Theatre Of The Absurd è un'avventura a oggetti nascosti in single-player sviluppata per PC. Il giocatore interpreta Scarlett Frost, esperta di arti oscure, che arriva in un teatro isolato tra le nevi delle Alpi italiane e si ritrova a fronteggiare un antico demone liberato dal Cubo degli Asburgo.
Gameplay
Il cuore del gioco è l'esplorazione del teatro-labirinto: si perlustrano ambienti ricchi di dettagli per trovare oggetti nascosti e usarli per risolvere enigmi. Scarlett evoca incantesimi direttamente dalla mano visibile sullo schermo, aprendo nuovi passaggi, scacciando spiriti e facendo avanzare la storia.
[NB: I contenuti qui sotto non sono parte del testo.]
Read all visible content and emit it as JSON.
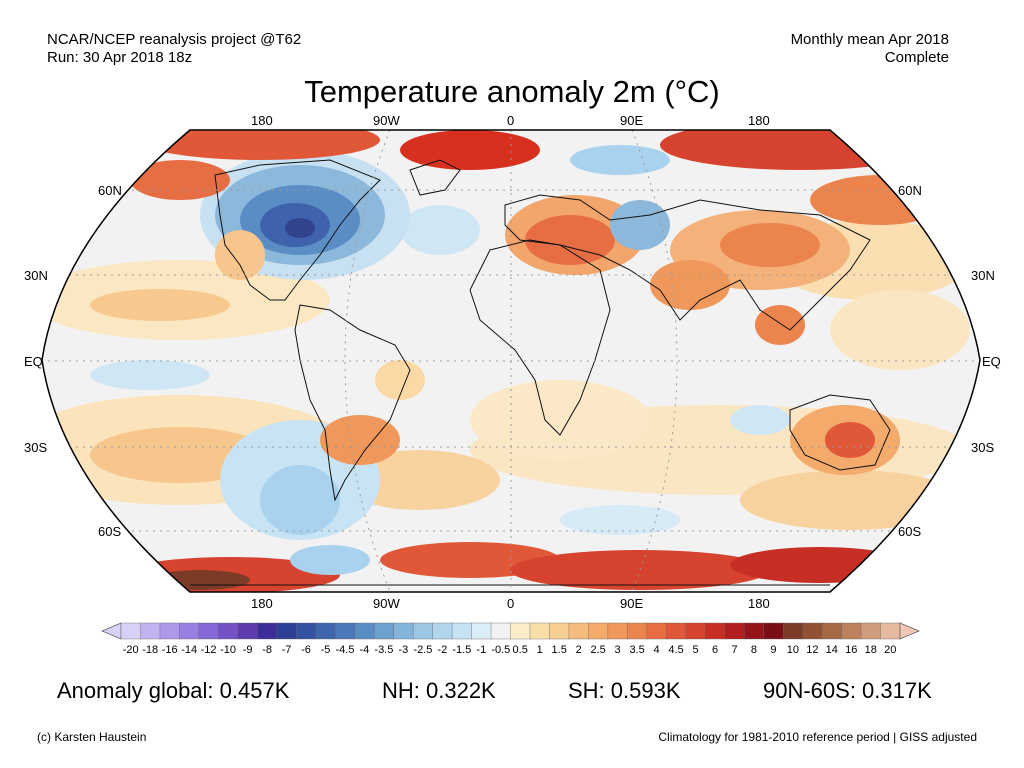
{
  "header": {
    "left_line1": "NCAR/NCEP reanalysis project @T62",
    "left_line2": "Run: 30 Apr 2018 18z",
    "right_line1": "Monthly mean Apr 2018",
    "right_line2": "Complete"
  },
  "title": "Temperature anomaly 2m (°C)",
  "map": {
    "lon_labels_top": [
      "180",
      "90W",
      "0",
      "90E",
      "180"
    ],
    "lon_labels_bottom": [
      "180",
      "90W",
      "0",
      "90E",
      "180"
    ],
    "lat_labels_left": [
      "60N",
      "30N",
      "EQ",
      "30S",
      "60S"
    ],
    "lat_labels_right": [
      "60N",
      "30N",
      "EQ",
      "30S",
      "60S"
    ],
    "colors": {
      "ocean_neutral": "#f2f2f2",
      "warm": "#f4a05c",
      "hot": "#d8301e",
      "cold": "#3f62ad",
      "cool": "#a9d2ee"
    }
  },
  "colorbar": {
    "labels": [
      "-20",
      "-18",
      "-16",
      "-14",
      "-12",
      "-10",
      "-9",
      "-8",
      "-7",
      "-6",
      "-5",
      "-4.5",
      "-4",
      "-3.5",
      "-3",
      "-2.5",
      "-2",
      "-1.5",
      "-1",
      "-0.5",
      "0.5",
      "1",
      "1.5",
      "2",
      "2.5",
      "3",
      "3.5",
      "4",
      "4.5",
      "5",
      "6",
      "7",
      "8",
      "9",
      "10",
      "12",
      "14",
      "16",
      "18",
      "20"
    ],
    "colors": [
      "#d8d0f6",
      "#c2b2f0",
      "#ad98ea",
      "#9a7fe2",
      "#8668d6",
      "#7452c6",
      "#5f3bb0",
      "#3d2d9a",
      "#2e3f96",
      "#33529f",
      "#3f66ad",
      "#4a78b8",
      "#5a8dc4",
      "#6fa1cf",
      "#85b4da",
      "#9bc6e4",
      "#b1d6ec",
      "#c6e3f3",
      "#dbeef8",
      "#f2f2f2",
      "#fbedc7",
      "#f9deaa",
      "#f7cf91",
      "#f5bd7d",
      "#f3aa6b",
      "#f0985b",
      "#ec844d",
      "#e76e42",
      "#e05838",
      "#d6432f",
      "#c72f26",
      "#b21d1f",
      "#941419",
      "#7a0e14",
      "#7c3b26",
      "#915234",
      "#a66a47",
      "#bb825d",
      "#d09d7a",
      "#e4b99d"
    ],
    "end_low": "#d9d2f8",
    "end_high": "#f2c8b4"
  },
  "stats": {
    "global": "Anomaly global: 0.457K",
    "nh": "NH: 0.322K",
    "sh": "SH: 0.593K",
    "arctic": "90N-60S: 0.317K"
  },
  "footer": {
    "credit": "(c) Karsten Haustein",
    "note": "Climatology for 1981-2010 reference period | GISS adjusted"
  }
}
I puzzle richiedono combinazioni creative e il confronto con personaggi diabolici e forze demoniache. Indagando sul passato del teatro si ottengono indizi utili alla sopravvivenza. L'esperienza punta sull'osservazione attenta e sulla deduzione logica, senza combattimenti né azione frenetica.
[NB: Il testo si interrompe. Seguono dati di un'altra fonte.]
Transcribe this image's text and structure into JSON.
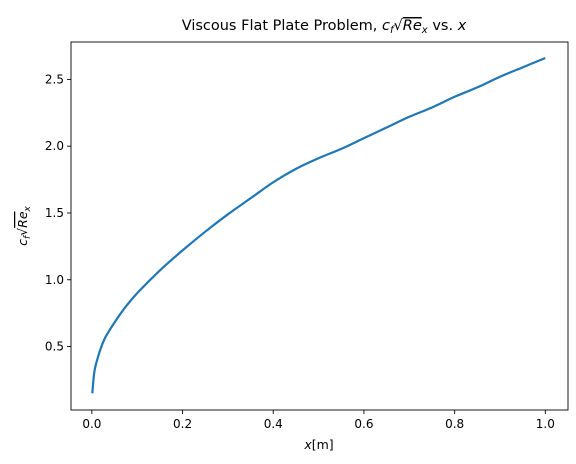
{
  "chart_data": {
    "type": "line",
    "title": {
      "prefix": "Viscous Flat Plate Problem, ",
      "math_cf": "c",
      "math_cf_sub": "f",
      "math_re": "Re",
      "math_re_sub": "x",
      "suffix_vs": " vs. ",
      "suffix_var": "x"
    },
    "xlabel": {
      "var": "x",
      "unit": "[m]"
    },
    "ylabel": {
      "math_cf": "c",
      "math_cf_sub": "f",
      "math_re": "Re",
      "math_re_sub": "x"
    },
    "xlim": [
      -0.046,
      1.05
    ],
    "ylim": [
      0.025,
      2.78
    ],
    "xticks": [
      0.0,
      0.2,
      0.4,
      0.6,
      0.8,
      1.0
    ],
    "xtick_labels": [
      "0.0",
      "0.2",
      "0.4",
      "0.6",
      "0.8",
      "1.0"
    ],
    "yticks": [
      0.5,
      1.0,
      1.5,
      2.0,
      2.5
    ],
    "ytick_labels": [
      "0.5",
      "1.0",
      "1.5",
      "2.0",
      "2.5"
    ],
    "grid": false,
    "series": [
      {
        "color": "#1f77b4",
        "x": [
          0.001,
          0.005,
          0.01,
          0.02,
          0.03,
          0.05,
          0.075,
          0.1,
          0.15,
          0.2,
          0.25,
          0.3,
          0.35,
          0.4,
          0.45,
          0.5,
          0.55,
          0.6,
          0.65,
          0.7,
          0.75,
          0.8,
          0.85,
          0.9,
          0.95,
          1.0
        ],
        "y": [
          0.15,
          0.3,
          0.38,
          0.49,
          0.57,
          0.68,
          0.8,
          0.9,
          1.07,
          1.22,
          1.36,
          1.49,
          1.61,
          1.73,
          1.83,
          1.91,
          1.98,
          2.06,
          2.14,
          2.22,
          2.29,
          2.37,
          2.44,
          2.52,
          2.59,
          2.66
        ]
      }
    ]
  }
}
Le scene a oggetti nascosti rappresentano una parte fondamentale del progresso e sono arricchite da effetti tridimensionali che danno profondità alle ricerche. Si raccolgono i Bell Artifacts sparsi per il teatro per salvare una ragazza di nome Bethany dalla possessione. Il sistema di incantesimi basato sulla mano si integra perfettamente con la risoluzione degli enigmi, consentendo di manipolare l'ambiente con la magia una volta appresi i sortilegi.
Modalità di gioco
Il titolo è un'avventura lineare in single-player priva di modalità multiplayer o competitive. Tutto il contenuto si svolge in una campagna continua che alterna esplorazione, ricerche di oggetti nascosti e risoluzione di puzzle. Non ci sono percorsi alternativi né stili di gioco diversi, a parte regolazioni facoltative della difficoltà che influenzano la disponibilità di suggerimenti o la visibilità degli oggetti. L'esperienza resta concentrata sul progresso solitario tra i misteri del teatro.
Trama e ambientazione
La storia segue Scarlett Frost alle prese con le conseguenze della rottura del Cubo degli Asburgo e della possessione demoniaca del dottor Corvis e di sua figlia Bethany. Il teatro alpino isolato funge da scenario e antagonista: le sue sale antiche diventano un campo di battaglia spirituale. Si dipana la trama raccogliendo indizi dall'ambiente e dagli artefatti, cercando di strappare il demone dalla ragazza prima che ne consumi l'anima. La tensione cresce grazie all'atmosfera cupa, non a sequenze d'azione.
Vale la pena giocarci?
Il gioco è indicato per chi apprezza le avventure a oggetti nascosti metodiche, con enigmi e un tono horror più cupo. I punti di forza sono l'atmosfera del teatro e l'integrazione degli incantesimi nel ciclo di ricerca e risoluzione. Le sessioni durano diverse ore, rendendolo adatto a sessioni brevi senza impegni prolungati. Le recensioni lodano l'ambientazione inquietante e la varietà degli enigmi, anche se alcuni lo trovano un po' grezzo in certi aspetti. Chi cerca azione veloce o aggiornamenti periodici non troverà nulla: si tratta di un titolo datato e autosufficiente, privo di espansioni o contenuti stagionali. Offre un'avventura concentrata e sinistra, ideale per gli appassionati del classico gameplay a oggetti nascosti.